The settlement — led by five insurance trade associations — allows for California Insurance Commissioner Dave Jones to keep “a public list of businesses involved in volatile sectors of the Iranian economy,” according to a release by the industry group. Meanwhile, the commissioner is permitted to continue to review and publicize the names of insurance companies that invest in businesses with interests in Iran.
California Insurance Commissioner Dave Jones announced the settlement late last week. The settlement stemmed from a 2009 initiative led by Steve Poizner, Jones’ predecessor, who threatened to penalize insurance companies that invest in companies doing business in Iran. Insurance companies asserted that Poizner’s anti-Iran initiative was illegal. Subsequently, Poizner sued a state agency, the Office of Administrative Law. The settlement with the California commissioner now allows the Department of Insurance to share its information over Iran with the federal government.
“We continue to emphasize that these investments are legal under both state and federal law,” a release written by the five insurance trade associations said. “We also believe supervision of insurers’ lawful foreign investments must remain uniform and is best administered at the federal level so that the United States can effectively respond to international challenges.”
The trade associations that challenged the Department of Insurance’s regulation regarding Iran-related investments were the American Council of Life Insurers; the American Insurance Association; the Association of California Insurance Companies; the Association of California Life and Health Insurance Companies; and the Personal Insurance Federation of California.
Worries over business with Iran have becoming more forceful in recent years. In May, California Public Employees’ Retirement System (CalPERS) asserted that it plans to shed the rest of its Sudan and Iran-linked holdings. The move was in response to strong sanctions adopted in 2010 by the federal government, the United Nations, and European Union, which started the withdrawal of several large multi-national oil and energy companies from Iran and Sudan.

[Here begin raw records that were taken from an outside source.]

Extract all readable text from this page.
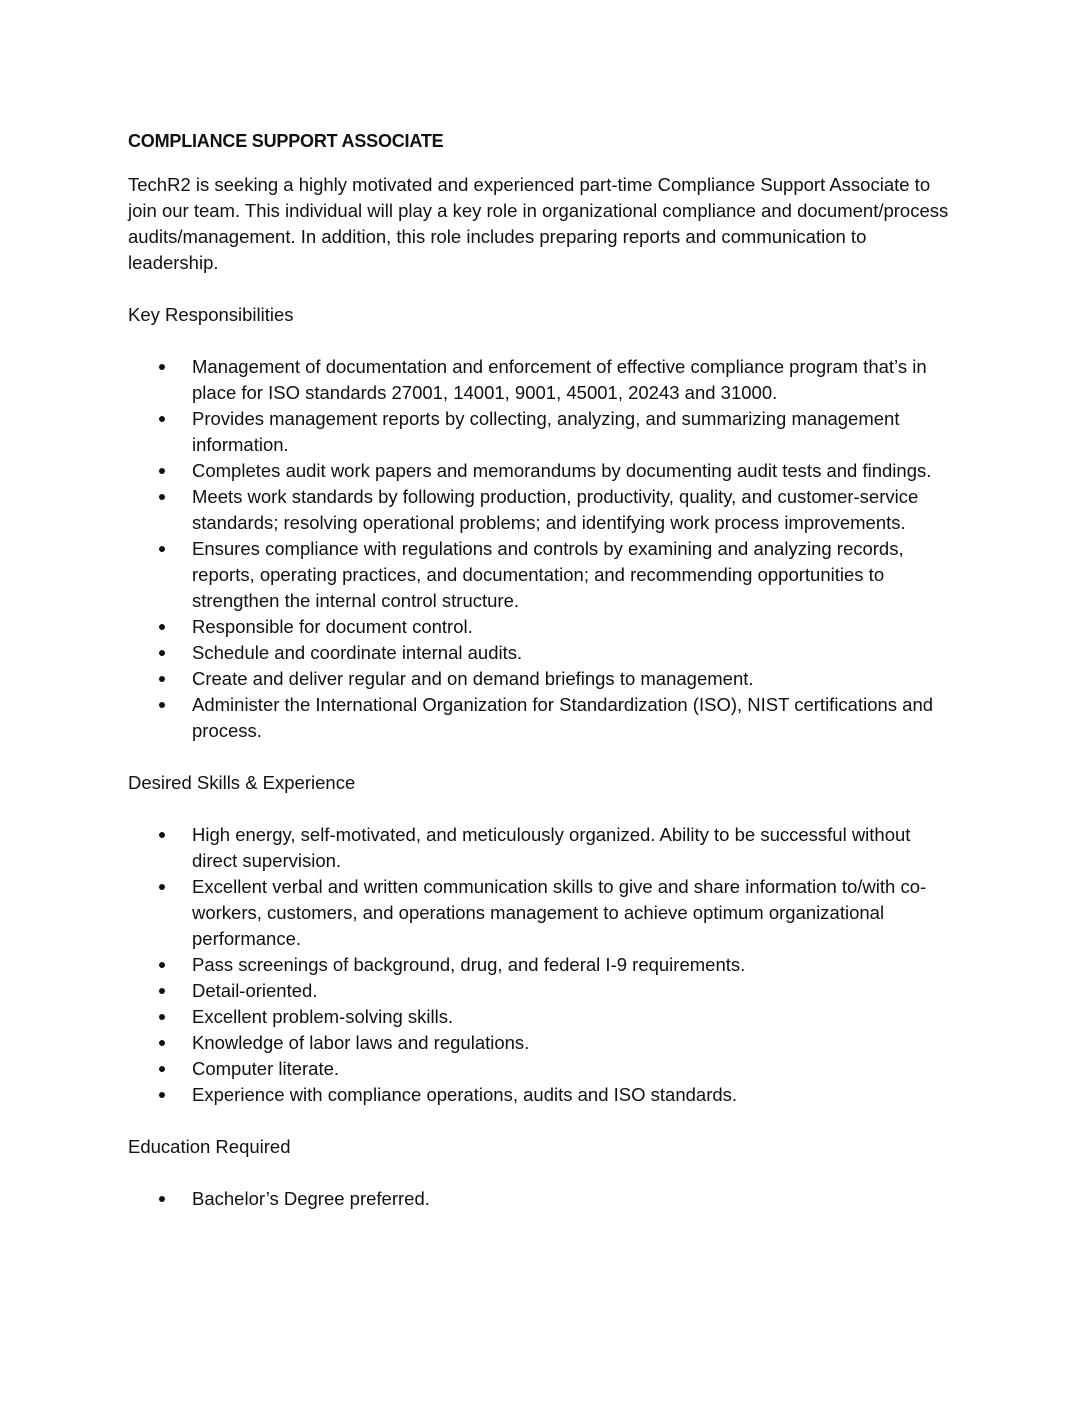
COMPLIANCE SUPPORT ASSOCIATE
TechR2 is seeking a highly motivated and experienced part-time Compliance Support Associate to join our team. This individual will play a key role in organizational compliance and document/process audits/management. In addition, this role includes preparing reports and communication to leadership.
Key Responsibilities
Management of documentation and enforcement of effective compliance program that’s in place for ISO standards 27001, 14001, 9001, 45001, 20243 and 31000.
Provides management reports by collecting, analyzing, and summarizing management information.
Completes audit work papers and memorandums by documenting audit tests and findings.
Meets work standards by following production, productivity, quality, and customer-service standards; resolving operational problems; and identifying work process improvements.
Ensures compliance with regulations and controls by examining and analyzing records, reports, operating practices, and documentation; and recommending opportunities to strengthen the internal control structure.
Responsible for document control.
Schedule and coordinate internal audits.
Create and deliver regular and on demand briefings to management.
Administer the International Organization for Standardization (ISO), NIST certifications and process.
Desired Skills & Experience
High energy, self-motivated, and meticulously organized. Ability to be successful without direct supervision.
Excellent verbal and written communication skills to give and share information to/with co-workers, customers, and operations management to achieve optimum organizational performance.
Pass screenings of background, drug, and federal I-9 requirements.
Detail-oriented.
Excellent problem-solving skills.
Knowledge of labor laws and regulations.
Computer literate.
Experience with compliance operations, audits and ISO standards.
Education Required
Bachelor’s Degree preferred.
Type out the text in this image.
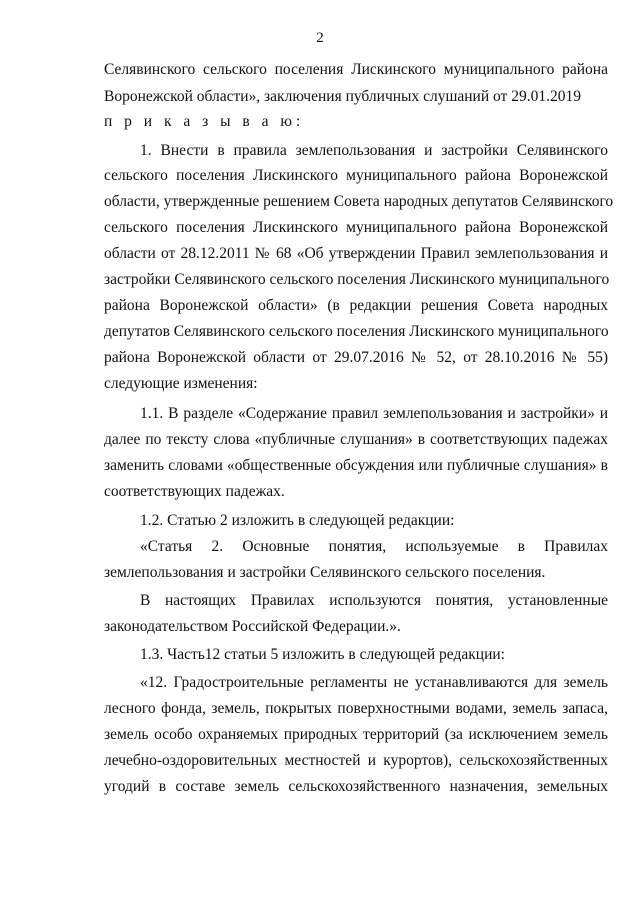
2
Селявинского сельского поселения Лискинского муниципального района
Воронежской области», заключения публичных слушаний от 29.01.2019
п р и к а з ы в а ю:
1. Внести в правила землепользования и застройки Селявинского
сельского поселения Лискинского муниципального района Воронежской
области, утвержденные решением Совета народных депутатов Селявинского
сельского поселения Лискинского муниципального района Воронежской
области от 28.12.2011 № 68 «Об утверждении Правил землепользования и
застройки Селявинского сельского поселения Лискинского муниципального
района Воронежской области» (в редакции решения Совета народных
депутатов Селявинского сельского поселения Лискинского муниципального
района Воронежской области от 29.07.2016 № 52, от 28.10.2016 № 55)
следующие изменения:
1.1. В разделе «Содержание правил землепользования и застройки» и
далее по тексту слова «публичные слушания» в соответствующих падежах
заменить словами «общественные обсуждения или публичные слушания» в
соответствующих падежах.
1.2. Статью 2 изложить в следующей редакции:
«Статья 2. Основные понятия, используемые в Правилах
землепользования и застройки Селявинского сельского поселения.
В настоящих Правилах используются понятия, установленные
законодательством Российской Федерации.».
1.3. Часть12 статьи 5 изложить в следующей редакции:
«12. Градостроительные регламенты не устанавливаются для земель
лесного фонда, земель, покрытых поверхностными водами, земель запаса,
земель особо охраняемых природных территорий (за исключением земель
лечебно-оздоровительных местностей и курортов), сельскохозяйственных
угодий в составе земель сельскохозяйственного назначения, земельных
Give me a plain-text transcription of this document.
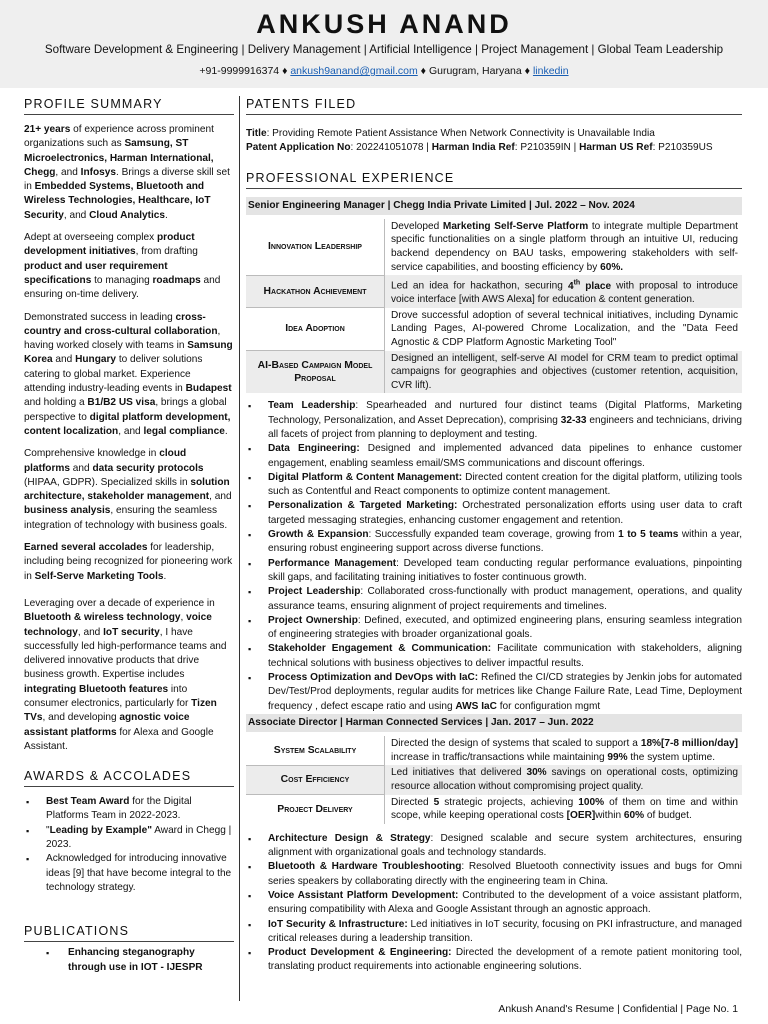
ANKUSH ANAND
Software Development & Engineering | Delivery Management | Artificial Intelligence | Project Management | Global Team Leadership
+91-9999916374 ♦ ankush9anand@gmail.com ♦ Gurugram, Haryana ♦ linkedin
PROFILE SUMMARY

21+ years of experience across prominent organizations such as Samsung, ST Microelectronics, Harman International, Chegg, and Infosys. Brings a diverse skill set in Embedded Systems, Bluetooth and Wireless Technologies, Healthcare, IoT Security, and Cloud Analytics.

Adept at overseeing complex product development initiatives, from drafting product and user requirement specifications to managing roadmaps and ensuring on-time delivery.

Demonstrated success in leading cross-country and cross-cultural collaboration, having worked closely with teams in Samsung Korea and Hungary to deliver solutions catering to global market. Experience attending industry-leading events in Budapest and holding a B1/B2 US visa, brings a global perspective to digital platform development, content localization, and legal compliance.

Comprehensive knowledge in cloud platforms and data security protocols (HIPAA, GDPR). Specialized skills in solution architecture, stakeholder management, and business analysis, ensuring the seamless integration of technology with business goals.

Earned several accolades for leadership, including being recognized for pioneering work in Self-Serve Marketing Tools.

Leveraging over a decade of experience in Bluetooth & wireless technology, voice technology, and IoT security, I have successfully led high-performance teams and delivered innovative products that drive business growth. Expertise includes integrating Bluetooth features into consumer electronics, particularly for Tizen TVs, and developing agnostic voice assistant platforms for Alexa and Google Assistant.

AWARDS & ACCOLADES
▪ Best Team Award for the Digital Platforms Team in 2022-2023.
▪ "Leading by Example" Award in Chegg | 2023.
▪ Acknowledged for introducing innovative ideas [9] that have become integral to the technology strategy.
PUBLICATIONS
▪ Enhancing steganography through use in IOT - IJESPR
PATENTS FILED
Title: Providing Remote Patient Assistance When Network Connectivity is Unavailable India
Patent Application No: 202241051078 | Harman India Ref: P210359IN | Harman US Ref: P210359US
PROFESSIONAL EXPERIENCE
Senior Engineering Manager | Chegg India Private Limited | Jul. 2022 – Nov. 2024
Innovation Leadership	Developed Marketing Self-Serve Platform to integrate multiple Department specific functionalities on a single platform through an intuitive UI, reducing backend dependency on BAU tasks, empowering stakeholders with self-service capabilities, and boosting efficiency by 60%.
Hackathon Achievement	Led an idea for hackathon, securing 4th place with proposal to introduce voice interface [with AWS Alexa] for education & content generation.
Idea Adoption	Drove successful adoption of several technical initiatives, including Dynamic Landing Pages, AI-powered Chrome Localization, and the "Data Feed Agnostic & CDP Platform Agnostic Marketing Tool"
AI-Based Campaign Model Proposal	Designed an intelligent, self-serve AI model for CRM team to predict optimal campaigns for geographies and objectives (customer retention, acquisition, CVR lift).
▪ Team Leadership: Spearheaded and nurtured four distinct teams (Digital Platforms, Marketing Technology, Personalization, and Asset Deprecation), comprising 32-33 engineers and technicians, driving all facets of project from planning to deployment and testing.
▪ Data Engineering: Designed and implemented advanced data pipelines to enhance customer engagement, enabling seamless email/SMS communications and discount offerings.
▪ Digital Platform & Content Management: Directed content creation for the digital platform, utilizing tools such as Contentful and React components to optimize content management.
▪ Personalization & Targeted Marketing: Orchestrated personalization efforts using user data to craft targeted messaging strategies, enhancing customer engagement and retention.
▪ Growth & Expansion: Successfully expanded team coverage, growing from 1 to 5 teams within a year, ensuring robust engineering support across diverse functions.
▪ Performance Management: Developed team conducting regular performance evaluations, pinpointing skill gaps, and facilitating training initiatives to foster continuous growth.
▪ Project Leadership: Collaborated cross-functionally with product management, operations, and quality assurance teams, ensuring alignment of project requirements and timelines.
▪ Project Ownership: Defined, executed, and optimized engineering plans, ensuring seamless integration of engineering strategies with broader organizational goals.
▪ Stakeholder Engagement & Communication: Facilitate communication with stakeholders, aligning technical solutions with business objectives to deliver impactful results.
▪ Process Optimization and DevOps with IaC: Refined the CI/CD strategies by Jenkin jobs for automated Dev/Test/Prod deployments, regular audits for metrices like Change Failure Rate, Lead Time, Deployment frequency , defect escape ratio and using AWS IaC for configuration mgmt
Associate Director | Harman Connected Services | Jan. 2017 – Jun. 2022
System Scalability	Directed the design of systems that scaled to support a 18%[7-8 million/day] increase in traffic/transactions while maintaining 99% the system uptime.
Cost Efficiency	Led initiatives that delivered 30% savings on operational costs, optimizing resource allocation without compromising project quality.
Project Delivery	Directed 5 strategic projects, achieving 100% of them on time and within scope, while keeping operational costs [OER]within 60% of budget.
▪ Architecture Design & Strategy: Designed scalable and secure system architectures, ensuring alignment with organizational goals and technology standards.
▪ Bluetooth & Hardware Troubleshooting: Resolved Bluetooth connectivity issues and bugs for Omni series speakers by collaborating directly with the engineering team in China.
▪ Voice Assistant Platform Development: Contributed to the development of a voice assistant platform, ensuring compatibility with Alexa and Google Assistant through an agnostic approach.
▪ IoT Security & Infrastructure: Led initiatives in IoT security, focusing on PKI infrastructure, and managed critical releases during a leadership transition.
▪ Product Development & Engineering: Directed the development of a remote patient monitoring tool, translating product requirements into actionable engineering solutions.
Ankush Anand's Resume | Confidential | Page No. 1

Other funds have faced mounting pressure to exit holdings of Iran. In August 2010, Massachusetts Governor Deval Patrick signed legislation that will force the state pension fund to divest from companies supporting Iran’s oil industry. According to the legislation, the Massachusetts Pension Reserve Investment Board (MassPRIM) – which manages roughly $42 billion on behalf of public entities in the Bay State – had one year in which to hire an independent research firm to conduct a study of its holdings and divest from any companies that invest in the Iranian oil industry. Additionally, the law stipulated that the MassPRIM board update the list of prohibited companies on a quarterly basis.